In a 5-4 ruling written by Justice Samuel Alito, the U.S. Supreme Court yesterday decided that closely held corporations that assert a religious objection do not have to cover contraceptive services and methods in their employer-sponsored health plans as required under the Affordable Care Act. The Court’s decision hinged on its assertion that there are other “less restrictive” ways for the government to achieve contraceptive coverage for the employees of such companies and their dependents. The onus is now on the Obama administration and Congress to find a way to ensure that these women and families can continue to enjoy the protection and myriad health, economic and social benefits of the current federal contraceptive coverage policy.

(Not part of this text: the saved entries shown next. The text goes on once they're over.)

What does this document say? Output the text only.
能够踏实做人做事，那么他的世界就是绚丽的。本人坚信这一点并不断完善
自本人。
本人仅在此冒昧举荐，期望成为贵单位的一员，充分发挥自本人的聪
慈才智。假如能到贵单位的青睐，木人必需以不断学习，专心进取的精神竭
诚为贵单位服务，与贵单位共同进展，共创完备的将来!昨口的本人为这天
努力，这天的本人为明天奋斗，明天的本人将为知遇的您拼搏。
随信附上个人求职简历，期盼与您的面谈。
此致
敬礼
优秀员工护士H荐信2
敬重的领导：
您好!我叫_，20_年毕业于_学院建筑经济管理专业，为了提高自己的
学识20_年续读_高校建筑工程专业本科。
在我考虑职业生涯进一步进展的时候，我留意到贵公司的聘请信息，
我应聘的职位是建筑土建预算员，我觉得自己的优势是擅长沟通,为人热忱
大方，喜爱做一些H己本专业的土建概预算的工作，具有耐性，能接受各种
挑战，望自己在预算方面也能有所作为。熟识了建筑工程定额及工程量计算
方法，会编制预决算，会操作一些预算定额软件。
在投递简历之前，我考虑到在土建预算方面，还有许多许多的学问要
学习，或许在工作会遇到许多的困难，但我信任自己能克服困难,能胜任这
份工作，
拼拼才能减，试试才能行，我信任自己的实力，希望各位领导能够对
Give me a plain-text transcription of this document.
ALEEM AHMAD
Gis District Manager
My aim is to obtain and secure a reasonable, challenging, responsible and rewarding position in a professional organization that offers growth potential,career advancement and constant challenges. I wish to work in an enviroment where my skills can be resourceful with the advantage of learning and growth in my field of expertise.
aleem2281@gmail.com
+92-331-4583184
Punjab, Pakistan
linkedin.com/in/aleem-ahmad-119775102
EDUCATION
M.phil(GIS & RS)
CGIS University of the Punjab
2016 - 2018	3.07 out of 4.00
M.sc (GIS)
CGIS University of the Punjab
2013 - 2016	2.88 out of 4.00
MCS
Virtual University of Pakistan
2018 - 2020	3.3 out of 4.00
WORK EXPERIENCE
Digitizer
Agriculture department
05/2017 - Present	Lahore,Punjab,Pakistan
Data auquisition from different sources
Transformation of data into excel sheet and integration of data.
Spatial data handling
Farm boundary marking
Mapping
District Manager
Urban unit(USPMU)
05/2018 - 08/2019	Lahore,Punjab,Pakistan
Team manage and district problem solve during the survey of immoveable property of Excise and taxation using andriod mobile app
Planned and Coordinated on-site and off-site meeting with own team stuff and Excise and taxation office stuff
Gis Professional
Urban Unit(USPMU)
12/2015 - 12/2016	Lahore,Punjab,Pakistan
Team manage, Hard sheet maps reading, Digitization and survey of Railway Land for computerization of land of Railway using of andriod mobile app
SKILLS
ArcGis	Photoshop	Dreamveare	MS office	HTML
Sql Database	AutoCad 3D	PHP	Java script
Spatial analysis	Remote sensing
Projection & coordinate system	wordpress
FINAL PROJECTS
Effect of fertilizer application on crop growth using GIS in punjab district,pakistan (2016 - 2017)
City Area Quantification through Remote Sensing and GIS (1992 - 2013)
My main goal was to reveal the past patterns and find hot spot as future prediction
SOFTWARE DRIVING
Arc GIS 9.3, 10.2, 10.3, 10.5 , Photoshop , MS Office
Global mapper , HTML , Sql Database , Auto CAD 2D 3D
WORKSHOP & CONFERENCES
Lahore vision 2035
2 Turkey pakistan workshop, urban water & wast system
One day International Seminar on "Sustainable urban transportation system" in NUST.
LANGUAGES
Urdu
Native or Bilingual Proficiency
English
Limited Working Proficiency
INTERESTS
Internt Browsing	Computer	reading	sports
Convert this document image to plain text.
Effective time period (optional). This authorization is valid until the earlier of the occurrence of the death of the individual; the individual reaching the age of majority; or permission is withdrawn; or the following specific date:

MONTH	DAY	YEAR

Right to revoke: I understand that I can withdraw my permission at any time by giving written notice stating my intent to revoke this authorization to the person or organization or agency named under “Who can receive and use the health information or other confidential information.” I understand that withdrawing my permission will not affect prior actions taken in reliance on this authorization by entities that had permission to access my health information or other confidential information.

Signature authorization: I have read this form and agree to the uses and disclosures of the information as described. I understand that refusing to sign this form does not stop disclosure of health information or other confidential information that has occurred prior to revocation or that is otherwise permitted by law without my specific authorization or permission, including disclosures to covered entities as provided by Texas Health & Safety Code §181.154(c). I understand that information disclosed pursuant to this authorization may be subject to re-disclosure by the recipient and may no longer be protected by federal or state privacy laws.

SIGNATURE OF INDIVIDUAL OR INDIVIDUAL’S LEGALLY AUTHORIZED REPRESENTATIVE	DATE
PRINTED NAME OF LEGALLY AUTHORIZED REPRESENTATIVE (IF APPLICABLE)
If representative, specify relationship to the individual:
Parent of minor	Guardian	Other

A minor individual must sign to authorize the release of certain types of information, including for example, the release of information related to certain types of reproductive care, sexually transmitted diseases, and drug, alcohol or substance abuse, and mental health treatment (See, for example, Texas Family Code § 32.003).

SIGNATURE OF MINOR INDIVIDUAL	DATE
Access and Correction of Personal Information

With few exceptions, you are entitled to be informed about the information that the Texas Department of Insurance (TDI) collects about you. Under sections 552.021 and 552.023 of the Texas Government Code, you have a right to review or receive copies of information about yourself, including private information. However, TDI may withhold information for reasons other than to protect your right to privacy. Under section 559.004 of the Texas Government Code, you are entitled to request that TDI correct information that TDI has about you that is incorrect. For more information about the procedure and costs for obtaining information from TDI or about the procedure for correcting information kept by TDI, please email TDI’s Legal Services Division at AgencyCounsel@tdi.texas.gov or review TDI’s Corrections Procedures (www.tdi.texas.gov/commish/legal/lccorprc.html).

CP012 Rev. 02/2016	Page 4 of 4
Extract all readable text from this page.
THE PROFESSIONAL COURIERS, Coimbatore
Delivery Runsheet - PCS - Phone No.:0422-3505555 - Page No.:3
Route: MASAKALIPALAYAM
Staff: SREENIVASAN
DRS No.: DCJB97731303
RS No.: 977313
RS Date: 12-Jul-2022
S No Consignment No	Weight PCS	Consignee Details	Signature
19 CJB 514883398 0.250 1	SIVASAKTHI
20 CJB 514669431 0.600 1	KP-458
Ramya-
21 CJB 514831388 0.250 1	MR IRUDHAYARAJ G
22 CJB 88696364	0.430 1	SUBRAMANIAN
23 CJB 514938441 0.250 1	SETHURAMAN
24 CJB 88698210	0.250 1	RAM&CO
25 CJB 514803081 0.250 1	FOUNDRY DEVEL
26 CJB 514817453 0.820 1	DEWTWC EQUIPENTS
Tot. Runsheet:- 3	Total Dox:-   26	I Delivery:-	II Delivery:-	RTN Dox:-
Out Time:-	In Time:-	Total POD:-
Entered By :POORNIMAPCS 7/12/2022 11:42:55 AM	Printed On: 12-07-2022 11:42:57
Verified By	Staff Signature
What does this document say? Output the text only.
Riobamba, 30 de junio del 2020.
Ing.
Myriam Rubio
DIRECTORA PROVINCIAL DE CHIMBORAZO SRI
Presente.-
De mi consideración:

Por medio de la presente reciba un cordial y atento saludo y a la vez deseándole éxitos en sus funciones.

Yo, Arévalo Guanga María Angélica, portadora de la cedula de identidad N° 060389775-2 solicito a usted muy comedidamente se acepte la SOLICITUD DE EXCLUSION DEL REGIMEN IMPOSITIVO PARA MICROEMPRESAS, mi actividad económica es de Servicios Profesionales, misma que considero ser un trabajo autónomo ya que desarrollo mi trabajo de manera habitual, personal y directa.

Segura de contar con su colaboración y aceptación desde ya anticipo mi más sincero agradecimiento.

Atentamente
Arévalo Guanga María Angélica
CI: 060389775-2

The lead plaintiff in the case was the arts and crafts chain Hobby Lobby, along with another for-profit corporation. While undoubtedly undermining contraceptive access, the ruling does not affect the vast majority of women with private insurance coverage nor does it impact women who receive coverage for family planning through public insurance programs such as Medicaid. It is unclear how many companies will now be eligible to make a religious claim and how many women could be affected, since closely held corporations such as Hobby Lobby still can employ tens of thousands of people. It is doubtful, however, that large numbers of such corporations will assert a religious exception to contraceptive coverage since most of them do not consider themselves religious. Further, it makes good business sense for companies to continue to provide this important benefit that most U.S. women already have.
However, despite its potentially limited impact, the decision is very troubling for multiple reasons. Chief among them is the fact that five Supreme Court justices singled out contraception as a health service against which private companies may discriminate. More than 99% of women aged 15–44 who have ever had sexual intercourse have used at least one contraceptive method.
As far as finding a less restrictive means to ensuring coverage, the Court suggested that employees of companies that reject covering contraceptives could come under the umbrella of an existing accommodation for a broad range of nonprofit organizations (such as universities, hospitals or social relief agencies) that object to contraception on religious grounds. The Obama administration last year set up a mechanism so that employees of such organizations will have seamless coverage of contraceptive services without out-of-pocket costs. (A narrow group of religious employers closely tied to houses of worship are exempt entirely.)
Under this accommodation, coverage is arranged through a third-party insurer or administrator and, as the administration puts it, “an eligible organization need not contract, arrange, pay or refer for contraceptive coverage” to which they object on religious grounds. The Court’s majority opinion indicated that such a mechanism would not violate the beliefs expressed in these cases by the for-profit employers that challenged the requirement. However, this accommodation—as applied to nonprofits—is itself subject to numerous court challenges, one or more of which will likely be heard by the Court during its next term.
The Obama administration has not yet indicated what specific actions it might take in response to the Court’s ruling, but it has stated that it “will work with Congress to make sure that any women affected by this decision will still have the same coverage of vital health services as everyone else.” The administration could take the Court’s suggestion and expand the existing accommodation to closely held for-profit corporations that assert a religious objection to some or all contraceptive services and methods. Congress, too, could act through new legislation to protect employees and their family members from their employers’ objections.
It is noteworthy that, given the opportunity to do so, the Court’s conservative majority did not reject the premise that the government has a compelling interest to promote contraceptive access, instead stating that for purposes of argument, “we assume the HHS regulations satisfy this requirement.” Indeed, in an impassioned dissent, Justice Ruth Bader Ginsburg—citing the Guttmacher Institute’s amicus brief —made it clear that the government’s case for the contraceptive coverage policy is very strong. Decades of scientific evidence and the life experiences of millions of women show that contraception enables women to prevent unintended pregnancies and to plan and space wanted pregnancies. That, in turn, has numerous health benefits for mothers and babies and promotes women’s educational, economic and social advancement.